V
I often think that the equestrian statue has a larger and more immediate power of communication than other sculptural forms. This is not merely because of its weight and volume and general air of expensiveness. Those things belong in ever so many climes to ever so many huge prosaic monuments seen with the profoundest indifference of the human soul. But the man (or the Maid) on horseback is readily enough taken to heart as a person with tidings, say as someone bringing the good news from Ghent, or some other definite place. He or she at once becomes a figure in a drama, that old word that means something doing; an atmosphere of romance is at once created for the passer-by to share in, if he likes.
Perhaps the equestrian hero is Mr. Lukeman’s Circuit Rider, a preacher of the Word, going very reverently and wisely about his Father’s business, or else, this being a great year for bronze circuit riding, he is Mr. Proctor’s studious Circuit Rider, to be set up on the Capitol grounds at Salem, Oregon. Perhaps he is Mr. Bartlett’s Lafayette, coming from a court of distinction, with a message of high national import, so that all the glory of just that must be diplomatically suggested in a large way in his own person, while his horse must show a proud lip, and seem to be of the kind men give kingdoms for. Perhaps he is Ward’s General Thomas, sitting his thoroughbred, the first thoroughbred revealed in true mettle in our sculpture; the General surveys a momentous battlefield, “holding his own,” as Garfield amazedly saw, “with utter defeat on each side of him, and such wild disorder in his rear,” and so winning the name he bore the rest of his life, the Rock of Chickamauga. Or perhaps again the hero is a heroine,—the Maid of Orleans as Miss Hyatt has portrayed her, uplifted by her visions and riding on to glory.

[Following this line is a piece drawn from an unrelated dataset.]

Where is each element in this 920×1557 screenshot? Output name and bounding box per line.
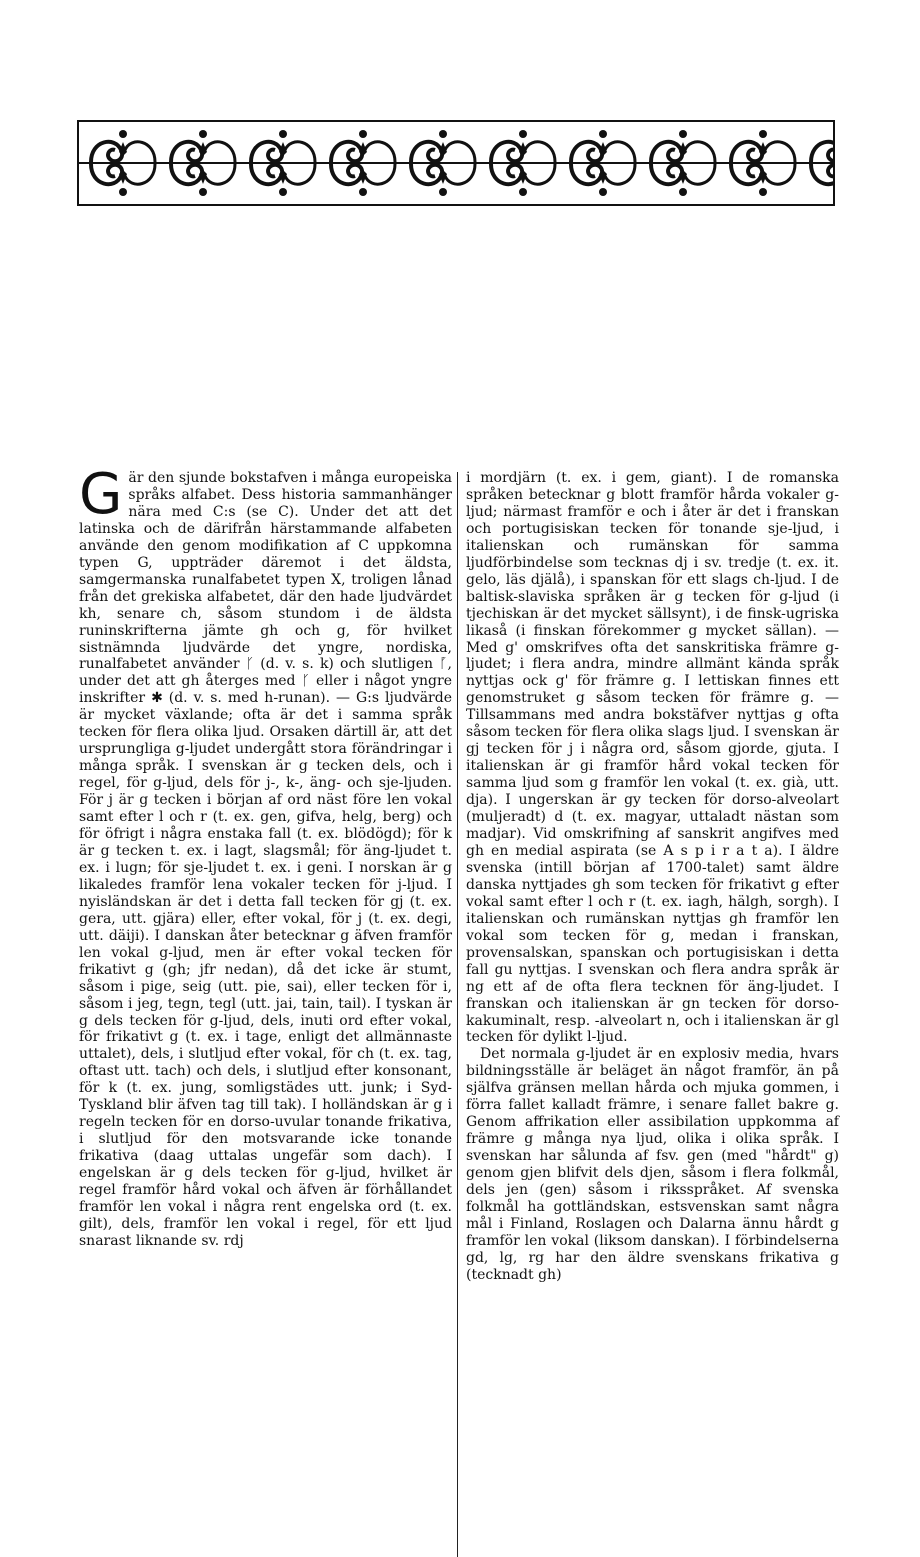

In any event, it is quite clear that the equestrian statue is a storied thing. And this is very hard on the solemn critic, who, thirsting for pure abstractions, declares in his mistaken way that art must not tell a story, and who for the moment highbrowbeats everybody into saying message or meaning or content instead of story. Meanwhile, so far apart are the ways of criticism and creation, the maker of equestrian statues continues to spin his romances and epics in bronze. The fact that his fine theme appeals to the people not only gladdens him; it puts him under a still more pressing obligation to show what an artist can do with such a theme, how greatly he can enhance and exalt it. He understands well enough that it is easier to begin such enterprises with gusto than to finish them with glory. Most of our masters of the equestrian form were lovers and knowers of the horse before they were his sculptors; and that, though not imperative for genius, is valuable.